SIMBA’S SANCTUARY
Bred to be shot by cowardly trophy hunters, this magnificent lion was doomed – until a dramatic rescue masterminded by Lord Ashcroft. Now there’s more joyful news. . .
LOOKING regal and majestic, he lay on a wooden platform with his proud head and golden mane held high. He appeared to be back to his rightful position as the ‘king of the jungle’. It was a poignant and emotional moment for me: the first time that I had ever set eyes on Simba. Six months earlier, my investigative team had rescued him from certain death in a hunting area on the edge of the Kalahari desert in South Africa.
Back in April, maltreated, malnourished, drugged and abused, he was destined to become someone’s trophy in a ‘canned hunt’: one in which the lion is shot in a severely enclosed space with no chance of escape.
Simba was saved by my undercover investigative team, including ex-Special Forces operatives, just hours before I made a series of revelations exclusively in The Mail on Sunday about the horrors of ‘lion farming’.
This practice involves thousands of captive-bred lions being killed either for the bone trade, mainly for the Far East market, or as hunting trophies, often for the US and European market. A fully grown male lion with a large mane can command a price tag of more than £40,000.
Last week I travelled to a secret location in South Africa because Simba, after spending time in temporary lodgings, has finally been relocated to a new, spacious and permanent home.
All being well, Simba, who is believed to be about 11 years old, will live in peace and safety for the rest of his days. The whereabouts of his new home must remain secret because, even now, those participating in the despicable lion farming industry could try to harm or kill him.
Unsurprisingly, Simba was described as ‘deeply traumatised’ immediately after his rescue. However, he should now live for another ten years, possibly longer, and, hopefully, time will prove to be a great healer. One of his new carers, who asked not to be identified, told me: ‘He is a real gentleman. Even in the few weeks he has been with us, there has been a massive difference in his behaviour.
‘When he arrived, he was hiding and growling. Now, little by little, he is more confident and allows us to be within 30 feet of him. The
‘KILL SHOT’: Miles Wakefield with the drugged Simba great thing is that lions forgive and dare to trust again, and to love unconditionally. This is where humans can learn from animals.

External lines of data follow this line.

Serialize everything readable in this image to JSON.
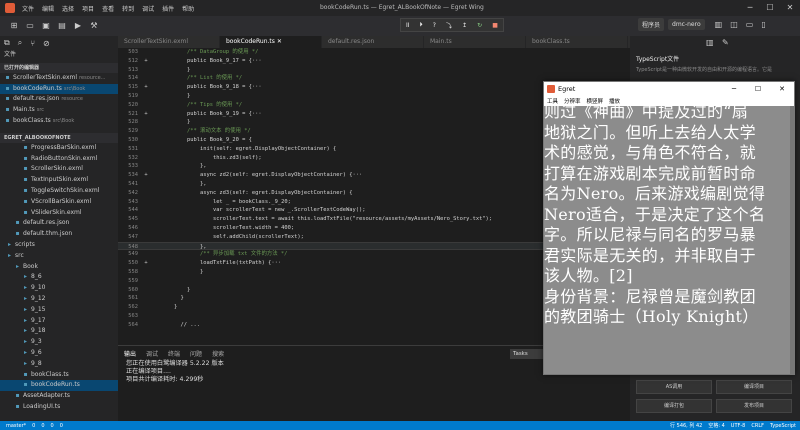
{
  "titlebar": {
    "menu": [
      "文件",
      "编辑",
      "选择",
      "项目",
      "查看",
      "转到",
      "调试",
      "插件",
      "帮助"
    ],
    "title": "bookCodeRun.ts — Egret_ALBookOfNote — Egret Wing",
    "account_mode": "程序员",
    "account_name": "dmc-nero"
  },
  "debug_toolbar": [
    "II",
    "⏵",
    "?",
    "⤵",
    "↥",
    "↻",
    "■"
  ],
  "sidebar": {
    "header": "文件",
    "open_editors_title": "已打开的编辑器",
    "open_editors": [
      {
        "name": "ScrollerTextSkin.exml",
        "hint": "resource..."
      },
      {
        "name": "bookCodeRun.ts",
        "hint": "src\\Book"
      },
      {
        "name": "default.res.json",
        "hint": "resource"
      },
      {
        "name": "Main.ts",
        "hint": "src"
      },
      {
        "name": "bookClass.ts",
        "hint": "src\\Book"
      }
    ],
    "project_title": "EGRET_ALBOOKOFNOTE",
    "tree": [
      {
        "name": "ProgressBarSkin.exml",
        "indent": 2
      },
      {
        "name": "RadioButtonSkin.exml",
        "indent": 2
      },
      {
        "name": "ScrollerSkin.exml",
        "indent": 2
      },
      {
        "name": "TextInputSkin.exml",
        "indent": 2
      },
      {
        "name": "ToggleSwitchSkin.exml",
        "indent": 2
      },
      {
        "name": "VScrollBarSkin.exml",
        "indent": 2
      },
      {
        "name": "VSliderSkin.exml",
        "indent": 2
      },
      {
        "name": "default.res.json",
        "indent": 1
      },
      {
        "name": "default.thm.json",
        "indent": 1
      },
      {
        "name": "scripts",
        "indent": 0
      },
      {
        "name": "src",
        "indent": 0
      },
      {
        "name": "Book",
        "indent": 1
      },
      {
        "name": "8_6",
        "indent": 2
      },
      {
        "name": "9_10",
        "indent": 2
      },
      {
        "name": "9_12",
        "indent": 2
      },
      {
        "name": "9_15",
        "indent": 2
      },
      {
        "name": "9_17",
        "indent": 2
      },
      {
        "name": "9_18",
        "indent": 2
      },
      {
        "name": "9_3",
        "indent": 2
      },
      {
        "name": "9_6",
        "indent": 2
      },
      {
        "name": "9_8",
        "indent": 2
      },
      {
        "name": "bookClass.ts",
        "indent": 2
      },
      {
        "name": "bookCodeRun.ts",
        "indent": 2
      },
      {
        "name": "AssetAdapter.ts",
        "indent": 1
      },
      {
        "name": "LoadingUI.ts",
        "indent": 1
      }
    ]
  },
  "tabs": [
    "ScrollerTextSkin.exml",
    "bookCodeRun.ts",
    "default.res.json",
    "Main.ts",
    "bookClass.ts"
  ],
  "editor_lines": [
    {
      "n": "503",
      "fold": "",
      "code": "    /** DataGroup 的使用 */"
    },
    {
      "n": "512",
      "fold": "+",
      "code": "    public Book_9_17 = {···"
    },
    {
      "n": "513",
      "fold": "",
      "code": "    }"
    },
    {
      "n": "514",
      "fold": "",
      "code": "    /** List 的使用 */"
    },
    {
      "n": "515",
      "fold": "+",
      "code": "    public Book_9_18 = {···"
    },
    {
      "n": "519",
      "fold": "",
      "code": "    }"
    },
    {
      "n": "520",
      "fold": "",
      "code": "    /** Tips 的使用 */"
    },
    {
      "n": "521",
      "fold": "+",
      "code": "    public Book_9_19 = {···"
    },
    {
      "n": "528",
      "fold": "",
      "code": "    }"
    },
    {
      "n": "529",
      "fold": "",
      "code": "    /** 滚动文本 的使用 */"
    },
    {
      "n": "530",
      "fold": "",
      "code": "    public Book_9_20 = {"
    },
    {
      "n": "531",
      "fold": "",
      "code": "        init(self: egret.DisplayObjectContainer) {"
    },
    {
      "n": "532",
      "fold": "",
      "code": "            this.zd3(self);"
    },
    {
      "n": "533",
      "fold": "",
      "code": "        },"
    },
    {
      "n": "534",
      "fold": "+",
      "code": "        async zd2(self: egret.DisplayObjectContainer) {···"
    },
    {
      "n": "541",
      "fold": "",
      "code": "        },"
    },
    {
      "n": "542",
      "fold": "",
      "code": "        async zd3(self: egret.DisplayObjectContainer) {"
    },
    {
      "n": "543",
      "fold": "",
      "code": "            let _ = bookClass._9_20;"
    },
    {
      "n": "544",
      "fold": "",
      "code": "            var scrollerText = new _.ScrollerTextCodeWay();"
    },
    {
      "n": "545",
      "fold": "",
      "code": "            scrollerText.text = await this.loadTxtFile(\"resource/assets/myAssets/Nero_Story.txt\");"
    },
    {
      "n": "546",
      "fold": "",
      "code": "            scrollerText.width = 400;"
    },
    {
      "n": "547",
      "fold": "",
      "code": "            self.addChild(scrollerText);"
    },
    {
      "n": "548",
      "fold": "",
      "code": "        },"
    },
    {
      "n": "549",
      "fold": "",
      "code": "        /** 异步加载 txt 文件的方法 */"
    },
    {
      "n": "550",
      "fold": "+",
      "code": "        loadTxtFile(txtPath) {···"
    },
    {
      "n": "558",
      "fold": "",
      "code": "        }"
    },
    {
      "n": "559",
      "fold": "",
      "code": ""
    },
    {
      "n": "560",
      "fold": "",
      "code": "    }"
    },
    {
      "n": "561",
      "fold": "",
      "code": "  }"
    },
    {
      "n": "562",
      "fold": "",
      "code": "}"
    },
    {
      "n": "563",
      "fold": "",
      "code": ""
    },
    {
      "n": "564",
      "fold": "",
      "code": "  // ..."
    },
    {
      "n": "",
      "fold": "",
      "code": ""
    }
  ],
  "panel": {
    "tabs": [
      "输出",
      "调试",
      "终端",
      "问题",
      "搜索"
    ],
    "task_select": "Tasks",
    "output": [
      "您正在使用白鹭编译器 5.2.22 版本",
      "正在编译项目....",
      "项目共计编译耗时: 4.299秒"
    ]
  },
  "right_panel": {
    "title": "TypeScript文件",
    "desc": "TypeScript是一种由微软开发的自由和开源的编程语言。它是",
    "buttons": [
      "AS调用",
      "编译项目",
      "编译打包",
      "发布项目"
    ]
  },
  "statusbar": {
    "left": [
      "master*",
      "0",
      "0",
      "0",
      "0"
    ],
    "right": [
      "行 546, 列 42",
      "空格: 4",
      "UTF-8",
      "CRLF",
      "TypeScript"
    ]
  },
  "popup": {
    "title": "Egret",
    "menu": [
      "工具",
      "分辨率",
      "横竖屏",
      "播放"
    ],
    "story_lines": [
      "则过《神曲》中提及过的“扇",
      "地狱之门。但听上去给人太学",
      "术的感觉，与角色不符合，就",
      "打算在游戏剧本完成前暂时命",
      "名为Nero。后来游戏编剧觉得",
      "Nero适合，于是决定了这个名",
      "字。所以尼禄与同名的罗马暴",
      "君实际是无关的，并非取自于",
      "该人物。[2]",
      "身份背景：尼禄曾是魔剑教团",
      "的教团骑士（Holy Knight）"
    ]
  }
}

‘Lion farming, on the other hand, touches the darkest side of humanity: it is pure ego, pure money, pure greed.’
Simba now lives alone in a twoand-a-half-acre fenced enclosure where he is fed raw meat, including beef and chicken. He has a raised area where he can lie in the sun, but he also has shade from trees. I have made a substantial
donation to ensure that Simba will be well looked after for the rest of his life.
Despite his years of abuse and his recent ordeal, Simba has been given a clean bill of health by a vet. Even before I rescued him, Simba had been shot twice by a City worker firing tranquilliser darts. The Briton, Miles Wakefield, paid thousands of pounds for the ‘pleasure’, one that my undercover team filmed to show him and his accomplices laughing and joking as Simba staggered around after being shot and drugged.
Mr Wakefield said at the time that he was misled and believed he was taking part in a ‘legal operation to relocate a lion in the interests of the health of the animal’, adding he had never taken part in a fatal lion hunt and had ‘absolutely no interest in doing so either’. When the lion was semi-conscious, his abusers posed, holding his head in the air, for what hunters call the ‘kill shot’.
Simba is the lucky one and he has now become a symbol of the campaign that I, and other charities, organisations and individuals, are fighting against lion farming. Simba is one of an estimated 12,000 captive-bred lions kept at more than 200 farms and compounds in
South Africa. It is part of a cruel, abusive and poorly regulated industry. Incredibly, there are now nearly four times as many captivebred lions in the country as there are wild lions.
The cash-based industry of ‘lion farming’ puts the money that hunters pay into the hands of a small number of people who rear the captive-bred lions and who organise the ‘canned hunts’. This means the economic benefits to the state, wider society and conservation are negligible.
Howard Jones, the chief executive of the Born Free Foundation, the international wildlife charity which is seeking to end lion farming and canned hunting, told me: ‘This is a brutal, careless industry that has to hide what it’s doing.’
He called on the South Africa government to be honest and transparent: ‘Why is it tied up with a corrupt industry?’
The South African authorities have declined my invitation to meet them but I have successfully lobbied the British Government for the UK to end its complicity with this barbaric industry.
I was delighted that, in the recent Queen’s Speech, the Government announced its intention to ban the importation of hunting trophies from endangered species into the UK. South Africa, on the other hand, recently announced that lions are now one of 33 wild animals that will in future be classified as ‘farm animals’, so that there will be fewer legal restrictions on their protection and welfare.
There is an old African proverb that is more apt today than it has ever been. It says: ‘Until the lion tells the story, the tale of the hunt will always glorify the hunter.’